Again, with this poem, there is a disparity between what is on the page and what the Notes say about its intention, which is to acknowledge the work done by Bertha in support of TGH’s Songs – the typing and editing she did while at Jay Creek and later in Adelaide, for which she was never acknowledged. It does point to the importance of reading the Notes, as well as the chronology, to gain the complete picture that Shilton is offering us of Bertha’s story.
 
The final chapter covers a span of 45 years, 1942-1987, actually going beyond Bertha’s death in 1984, although it’s not clear from the poems why, as they end with Ted’s death in 1978, Bertha’s sadness at the news, and grief for her own losses in their failed marriage. Even as the distance becomes irrevocable between them, Shilton’s Bertha holds onto their time in the desert and particularly that momentous journey with camels when “love was our food and shelter” (“Camel memories”). The desert is also present in her dreams and felt in her body, as distinct from its association with her marriage – she wonders if she’ll ever be able to wash it away (“Traces”).
 
However, given the attention Shilton pays to Bertha’s miscarriages and her longing for children, it is a surprising that the three who lived, born between 1942 and 1946, and Bertha’s mothering of them are not more distinctly evoked. This final chapter, relatively brief, is instead pervaded by yearning for what might have been in her marriage. It is kind by omission towards Ted, whose behaviour in reality was cruel and treacherous, including by disinheriting Bertha and their children, as we learn to a degree in the Notes (and more fully in Barry Hill’s Broken Song).
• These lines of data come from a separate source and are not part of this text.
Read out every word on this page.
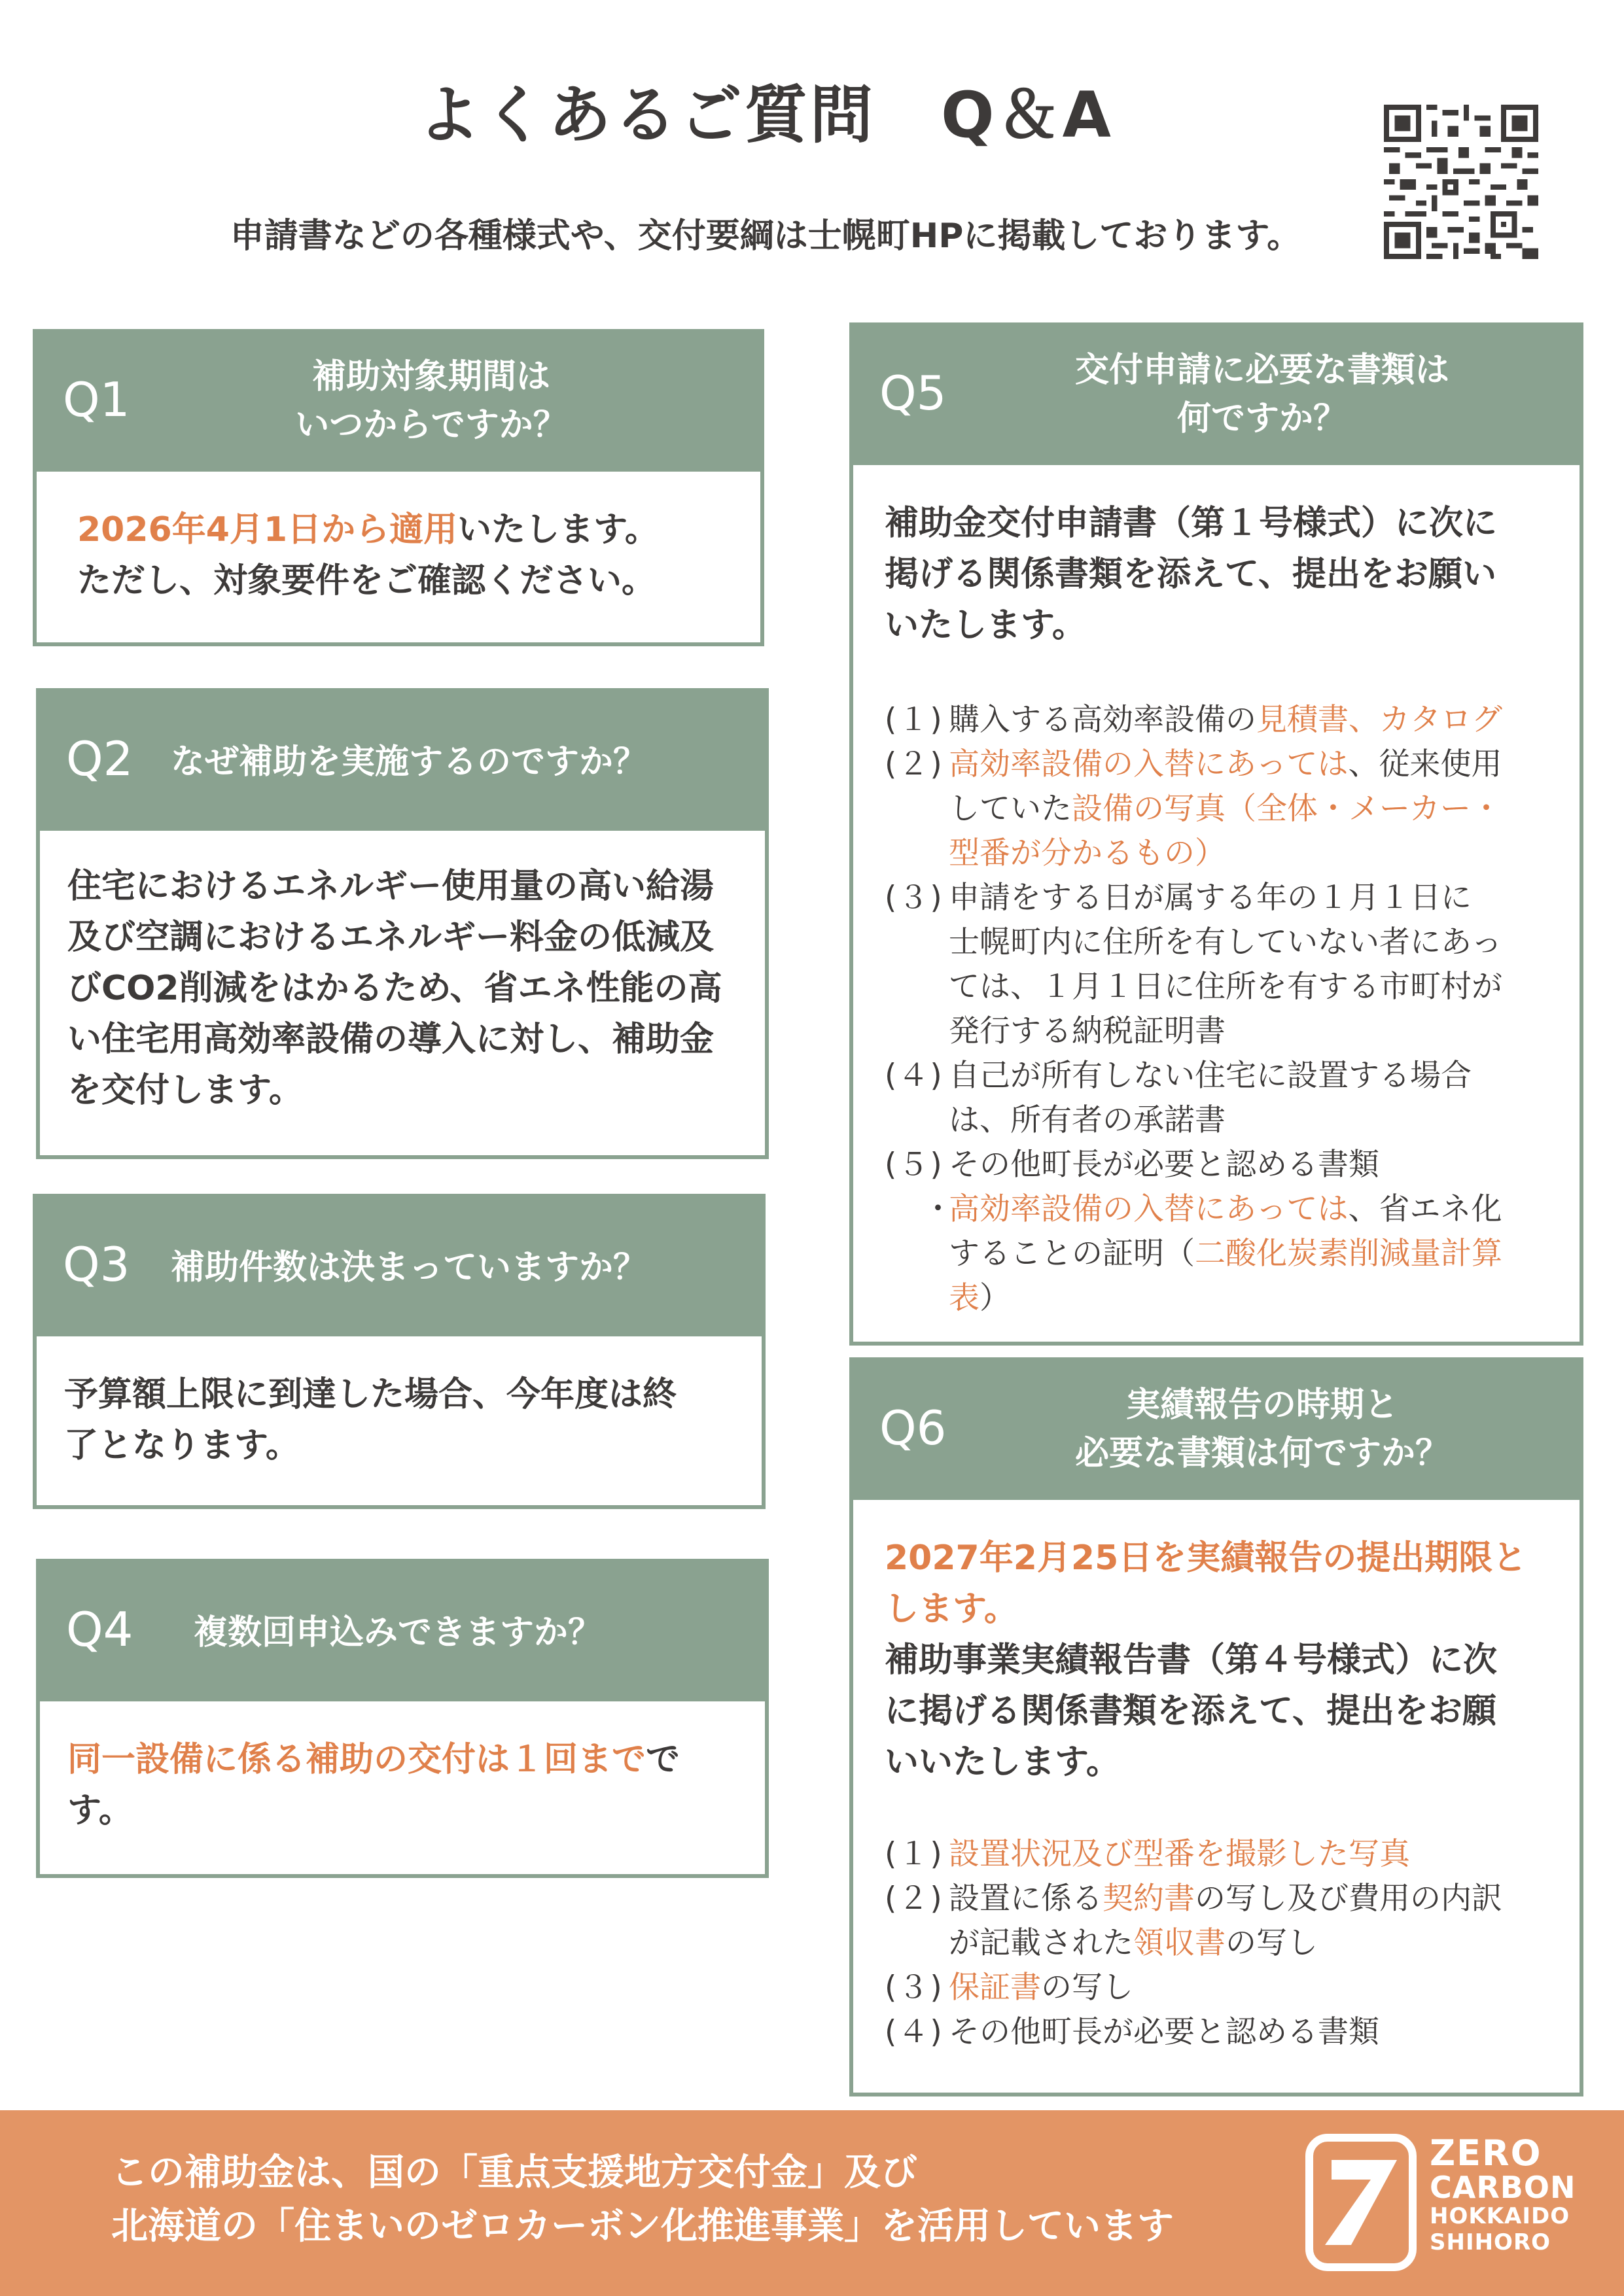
よくあるご質問　Q＆A
申請書などの各種様式や、交付要綱は士幌町HPに掲載しております。
Q1	補助対象期間は
いつからですか？
2026年4月1日から適用いたします。
ただし、対象要件をご確認ください。
Q2 なぜ補助を実施するのですか？
住宅におけるエネルギー使用量の高い給湯
及び空調におけるエネルギー料金の低減及
びCO2削減をはかるため、省エネ性能の高
い住宅用高効率設備の導入に対し、補助金
を交付します。
Q3 補助件数は決まっていますか？
予算額上限に到達した場合、今年度は終
了となります。
Q4 複数回申込みできますか？
同一設備に係る補助の交付は１回までで
す。
Q5	交付申請に必要な書類は
何ですか？
補助金交付申請書（第１号様式）に次に
掲げる関係書類を添えて、提出をお願い
いたします。
(１) 購入する高効率設備の見積書、カタログ
(２) 高効率設備の入替にあっては、従来使用
していた設備の写真（全体・メーカー・
型番が分かるもの）
(３) 申請をする日が属する年の１月１日に
士幌町内に住所を有していない者にあっ
ては、１月１日に住所を有する市町村が
発行する納税証明書
(４) 自己が所有しない住宅に設置する場合
は、所有者の承諾書
(５) その他町長が必要と認める書類
・
高効率設備の入替にあっては、省エネ化
することの証明（二酸化炭素削減量計算
表）
Q6	実績報告の時期と
必要な書類は何ですか？
2027年2月25日を実績報告の提出期限と
します。
補助事業実績報告書（第４号様式）に次
に掲げる関係書類を添えて、提出をお願
いいたします。
(１) 設置状況及び型番を撮影した写真
(２) 設置に係る契約書の写し及び費用の内訳
が記載された領収書の写し
(３) 保証書の写し
(４) その他町長が必要と認める書類
この補助金は、国の「重点支援地方交付金」及び
北海道の「住まいのゼロカーボン化推進事業」を活用しています
ZERO
CARBON
HOKKAIDO
SHIHORO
Shilton’s Bertha speaks of Ted becoming “even hateful” (“Camel memories”) but she expresses scarcely any anger; she allows some harshness to surface, thinking of Ted’s new young wife, but immediately tempers it with tenderness and a sense of herself as one of the women in his life, alongside presumably this second wife and pointedly Ted’s mother. A terrible sense of shame is evoked in the poem “Separation”, but the lasting impression is of Bertha’s enduring painful regret.
 
The final poem, “The gramophone II”, reaches back to “The gramophone” of the first chapter, when in May, 1936 the newly-wed couple are still at Hermannsburg Mission ahead of setting out to walk with camels, and they dance. Then it was the desert that loomed for Bertha as a world she couldn’t imagine; ultimately though, in Shilton’s poignant telling, it was the man she married who remained unknowable to her, unreachable.
 
 
Walking with Camels – the Story of Bertha Strehlow by Leni Shilton is published by UWA Publishing as part of its poetry series. UWAP’s Terri-ann White expressed her interest in the work after hearing Shilton read from it at last year’s NT Writers Festival in Alice Springs. The book was launched at The Residency on 24 February.